The Things We Assume

The Smoky Mountains between Gatlinburg and Cherokee.

Yesterday I read a post by Rheea Mukherjee about Negotiating Social Privilege as a writer.  Her post made me think about the things that we assume.

Cell phones.  Write a story without cell phones or a story where a plot point hinges on a dropped call and people will challenge you on it.  I’ve seen this happen in critique groups and it kind of cracks me up.

I have been three places in the past year with patchy cell service.  In each of these locations, some places have it and some don’t.  People don’t live with a phone grafted to their hand like they do in the city.

And, yes, there are still people there and, no, it isn’t like Mad Max.

So many stories rely on the characters having ready access to transportation.  Teens have cars or live on bus lines.

But that isn’t always reality.  Even in the suburbs, buses run infrequently and not everyone has a car.  Yes, it is inconvenient but it is also real.  And that isn’t even taking a rural area or the southwest into consideration.
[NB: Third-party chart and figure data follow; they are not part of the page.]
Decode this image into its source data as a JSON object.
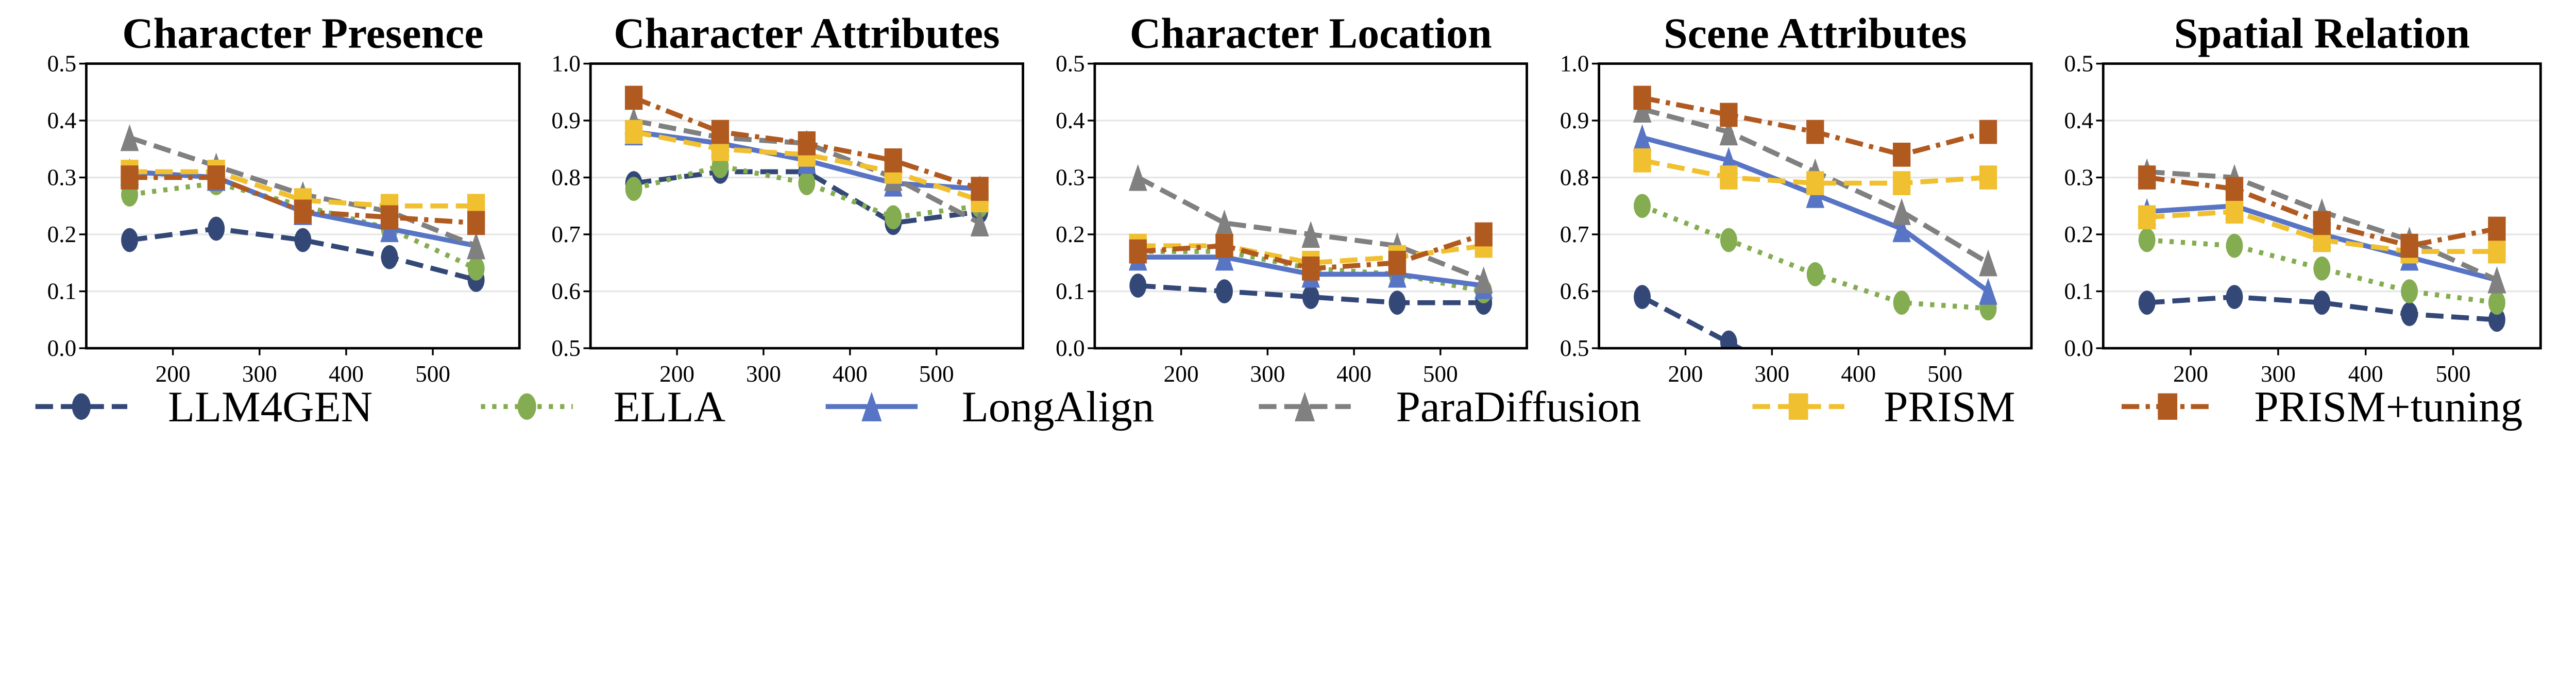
{
  "chart_data": {
    "type": "line",
    "x": [
      150,
      250,
      350,
      450,
      550
    ],
    "xlim": [
      100,
      600
    ],
    "xticks": [
      200,
      300,
      400,
      500
    ],
    "grid": "horizontal",
    "legend_position": "bottom",
    "series_styles": [
      {
        "name": "LLM4GEN",
        "color": "#344878",
        "marker": "circle",
        "line": "dashed"
      },
      {
        "name": "ELLA",
        "color": "#84AC50",
        "marker": "circle",
        "line": "dotted"
      },
      {
        "name": "LongAlign",
        "color": "#5874C4",
        "marker": "triangle",
        "line": "solid"
      },
      {
        "name": "ParaDiffusion",
        "color": "#808080",
        "marker": "triangle",
        "line": "dashed"
      },
      {
        "name": "PRISM",
        "color": "#F0C030",
        "marker": "square",
        "line": "dashed"
      },
      {
        "name": "PRISM+tuning",
        "color": "#B05A20",
        "marker": "square",
        "line": "dashdot"
      }
    ],
    "panels": [
      {
        "title": "Character Presence",
        "ylim": [
          0.0,
          0.5
        ],
        "yticks": [
          "0.0",
          "0.1",
          "0.2",
          "0.3",
          "0.4",
          "0.5"
        ],
        "series": [
          {
            "name": "LLM4GEN",
            "values": [
              0.19,
              0.21,
              0.19,
              0.16,
              0.12
            ]
          },
          {
            "name": "ELLA",
            "values": [
              0.27,
              0.29,
              0.25,
              0.21,
              0.14
            ]
          },
          {
            "name": "LongAlign",
            "values": [
              0.31,
              0.3,
              0.24,
              0.21,
              0.18
            ]
          },
          {
            "name": "ParaDiffusion",
            "values": [
              0.37,
              0.32,
              0.27,
              0.24,
              0.18
            ]
          },
          {
            "name": "PRISM",
            "values": [
              0.31,
              0.31,
              0.26,
              0.25,
              0.25
            ]
          },
          {
            "name": "PRISM+tuning",
            "values": [
              0.3,
              0.3,
              0.24,
              0.23,
              0.22
            ]
          }
        ]
      },
      {
        "title": "Character Attributes",
        "ylim": [
          0.5,
          1.0
        ],
        "yticks": [
          "0.5",
          "0.6",
          "0.7",
          "0.8",
          "0.9",
          "1.0"
        ],
        "series": [
          {
            "name": "LLM4GEN",
            "values": [
              0.79,
              0.81,
              0.81,
              0.72,
              0.74
            ]
          },
          {
            "name": "ELLA",
            "values": [
              0.78,
              0.82,
              0.79,
              0.73,
              0.75
            ]
          },
          {
            "name": "LongAlign",
            "values": [
              0.88,
              0.86,
              0.83,
              0.79,
              0.78
            ]
          },
          {
            "name": "ParaDiffusion",
            "values": [
              0.9,
              0.87,
              0.86,
              0.8,
              0.72
            ]
          },
          {
            "name": "PRISM",
            "values": [
              0.88,
              0.85,
              0.84,
              0.81,
              0.76
            ]
          },
          {
            "name": "PRISM+tuning",
            "values": [
              0.94,
              0.88,
              0.86,
              0.83,
              0.78
            ]
          }
        ]
      },
      {
        "title": "Character Location",
        "ylim": [
          0.0,
          0.5
        ],
        "yticks": [
          "0.0",
          "0.1",
          "0.2",
          "0.3",
          "0.4",
          "0.5"
        ],
        "series": [
          {
            "name": "LLM4GEN",
            "values": [
              0.11,
              0.1,
              0.09,
              0.08,
              0.08
            ]
          },
          {
            "name": "ELLA",
            "values": [
              0.17,
              0.17,
              0.14,
              0.13,
              0.1
            ]
          },
          {
            "name": "LongAlign",
            "values": [
              0.16,
              0.16,
              0.13,
              0.13,
              0.11
            ]
          },
          {
            "name": "ParaDiffusion",
            "values": [
              0.3,
              0.22,
              0.2,
              0.18,
              0.12
            ]
          },
          {
            "name": "PRISM",
            "values": [
              0.18,
              0.18,
              0.15,
              0.16,
              0.18
            ]
          },
          {
            "name": "PRISM+tuning",
            "values": [
              0.17,
              0.18,
              0.14,
              0.15,
              0.2
            ]
          }
        ]
      },
      {
        "title": "Scene Attributes",
        "ylim": [
          0.5,
          1.0
        ],
        "yticks": [
          "0.5",
          "0.6",
          "0.7",
          "0.8",
          "0.9",
          "1.0"
        ],
        "series": [
          {
            "name": "LLM4GEN",
            "values": [
              0.59,
              0.51,
              null,
              null,
              null
            ]
          },
          {
            "name": "ELLA",
            "values": [
              0.75,
              0.69,
              0.63,
              0.58,
              0.57
            ]
          },
          {
            "name": "LongAlign",
            "values": [
              0.87,
              0.83,
              0.77,
              0.71,
              0.6
            ]
          },
          {
            "name": "ParaDiffusion",
            "values": [
              0.92,
              0.88,
              0.81,
              0.74,
              0.65
            ]
          },
          {
            "name": "PRISM",
            "values": [
              0.83,
              0.8,
              0.79,
              0.79,
              0.8
            ]
          },
          {
            "name": "PRISM+tuning",
            "values": [
              0.94,
              0.91,
              0.88,
              0.84,
              0.88
            ]
          }
        ]
      },
      {
        "title": "Spatial Relation",
        "ylim": [
          0.0,
          0.5
        ],
        "yticks": [
          "0.0",
          "0.1",
          "0.2",
          "0.3",
          "0.4",
          "0.5"
        ],
        "series": [
          {
            "name": "LLM4GEN",
            "values": [
              0.08,
              0.09,
              0.08,
              0.06,
              0.05
            ]
          },
          {
            "name": "ELLA",
            "values": [
              0.19,
              0.18,
              0.14,
              0.1,
              0.08
            ]
          },
          {
            "name": "LongAlign",
            "values": [
              0.24,
              0.25,
              0.2,
              0.16,
              0.12
            ]
          },
          {
            "name": "ParaDiffusion",
            "values": [
              0.31,
              0.3,
              0.24,
              0.19,
              0.12
            ]
          },
          {
            "name": "PRISM",
            "values": [
              0.23,
              0.24,
              0.19,
              0.17,
              0.17
            ]
          },
          {
            "name": "PRISM+tuning",
            "values": [
              0.3,
              0.28,
              0.22,
              0.18,
              0.21
            ]
          }
        ]
      }
    ]
  }
}
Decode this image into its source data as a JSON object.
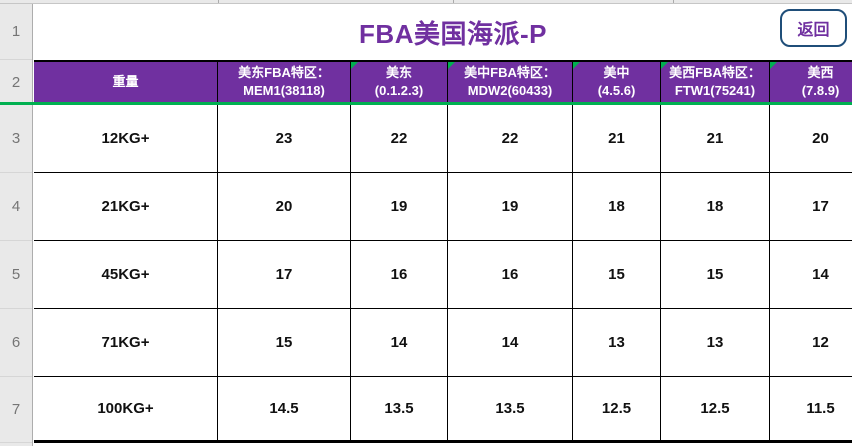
{
  "sheet": {
    "title": "FBA美国海派-P",
    "back_button_label": "返回",
    "row_numbers": [
      "1",
      "2",
      "3",
      "4",
      "5",
      "6",
      "7"
    ],
    "header": {
      "columns": [
        {
          "line1": "重量",
          "line2": "",
          "marker": false
        },
        {
          "line1": "美东FBA特区：",
          "line2": "MEM1(38118)",
          "marker": false
        },
        {
          "line1": "美东",
          "line2": "(0.1.2.3)",
          "marker": true
        },
        {
          "line1": "美中FBA特区：",
          "line2": "MDW2(60433)",
          "marker": true
        },
        {
          "line1": "美中",
          "line2": "(4.5.6)",
          "marker": true
        },
        {
          "line1": "美西FBA特区：",
          "line2": "FTW1(75241)",
          "marker": true
        },
        {
          "line1": "美西",
          "line2": "(7.8.9)",
          "marker": true
        }
      ]
    },
    "rows": [
      {
        "weight": "12KG+",
        "values": [
          "23",
          "22",
          "22",
          "21",
          "21",
          "20"
        ]
      },
      {
        "weight": "21KG+",
        "values": [
          "20",
          "19",
          "19",
          "18",
          "18",
          "17"
        ]
      },
      {
        "weight": "45KG+",
        "values": [
          "17",
          "16",
          "16",
          "15",
          "15",
          "14"
        ]
      },
      {
        "weight": "71KG+",
        "values": [
          "15",
          "14",
          "14",
          "13",
          "13",
          "12"
        ]
      },
      {
        "weight": "100KG+",
        "values": [
          "14.5",
          "13.5",
          "13.5",
          "12.5",
          "12.5",
          "11.5"
        ]
      }
    ]
  },
  "colors": {
    "header_bg": "#7030A0",
    "title_text": "#7030A0",
    "green_accent": "#00B050",
    "button_border": "#1F4E79",
    "button_text": "#7030A0",
    "grid_black": "#000000",
    "gutter_bg": "#E9E9E9",
    "gutter_text": "#757575"
  }
}
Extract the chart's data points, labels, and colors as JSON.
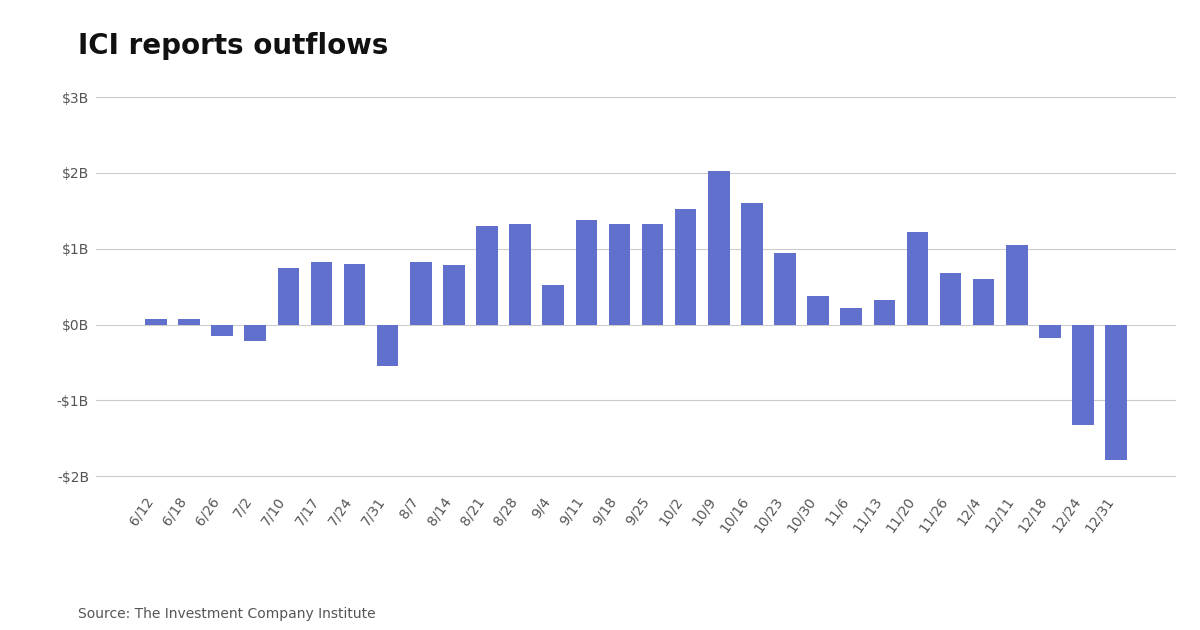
{
  "title": "ICI reports outflows",
  "source": "Source: The Investment Company Institute",
  "bar_color": "#6070cc",
  "background_color": "#ffffff",
  "grid_color": "#cccccc",
  "categories": [
    "6/12",
    "6/18",
    "6/26",
    "7/2",
    "7/10",
    "7/17",
    "7/24",
    "7/31",
    "8/7",
    "8/14",
    "8/21",
    "8/28",
    "9/4",
    "9/11",
    "9/18",
    "9/25",
    "10/2",
    "10/9",
    "10/16",
    "10/23",
    "10/30",
    "11/6",
    "11/13",
    "11/20",
    "11/26",
    "12/4",
    "12/11",
    "12/18",
    "12/24",
    "12/31"
  ],
  "values": [
    0.08,
    0.08,
    -0.15,
    -0.22,
    0.75,
    0.82,
    0.8,
    -0.55,
    0.82,
    0.78,
    1.3,
    1.32,
    0.52,
    1.38,
    1.32,
    1.32,
    1.52,
    2.02,
    1.6,
    0.95,
    0.38,
    0.22,
    0.32,
    1.22,
    0.68,
    0.6,
    1.05,
    -0.18,
    -1.32,
    -1.78
  ],
  "ylim": [
    -2.2,
    3.2
  ],
  "yticks": [
    -2.0,
    -1.0,
    0.0,
    1.0,
    2.0,
    3.0
  ],
  "ytick_labels": [
    "-$2B",
    "-$1B",
    "$0B",
    "$1B",
    "$2B",
    "$3B"
  ],
  "title_fontsize": 20,
  "tick_fontsize": 10,
  "source_fontsize": 10
}
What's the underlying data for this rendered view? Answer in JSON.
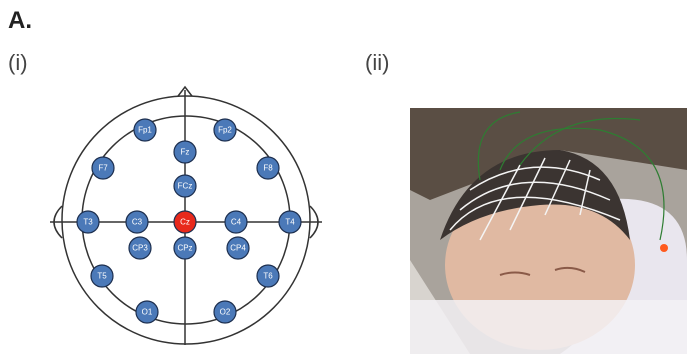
{
  "header": {
    "panel": "A.",
    "left_label": "(i)",
    "right_label": "(ii)"
  },
  "nodes": [
    {
      "label": "Fp1"
    },
    {
      "label": "Fp2"
    },
    {
      "label": "Fz"
    },
    {
      "label": "F7"
    },
    {
      "label": "F8"
    },
    {
      "label": "FCz"
    },
    {
      "label": "T3"
    },
    {
      "label": "C3"
    },
    {
      "label": "Cz"
    },
    {
      "label": "C4"
    },
    {
      "label": "T4"
    },
    {
      "label": "CP3"
    },
    {
      "label": "CPz"
    },
    {
      "label": "CP4"
    },
    {
      "label": "T5"
    },
    {
      "label": "T6"
    },
    {
      "label": "O1"
    },
    {
      "label": "O2"
    }
  ]
}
Does it mean that you shouldn’t have any of these realities in your stories?  Nope.  But it does mean that you should set your story in a specific time and place where and when these things exist.  You should create characters who would have them.

This might mean writing about a family much like your own.  Our your sister’s.  Or your kid’s best friend’s.

Because a lot of what we think we know isn’t necessarily true.  In the Smoky’s, people don’t rely on their cell phones and being able to text people to set up plans.  It doesn’t make sense because they very well may not have service.  And the people who work in Gatlinburg?  Most of them don’t live there.  They can’t afford it.

Reality is often a lot more diverse than we think it is.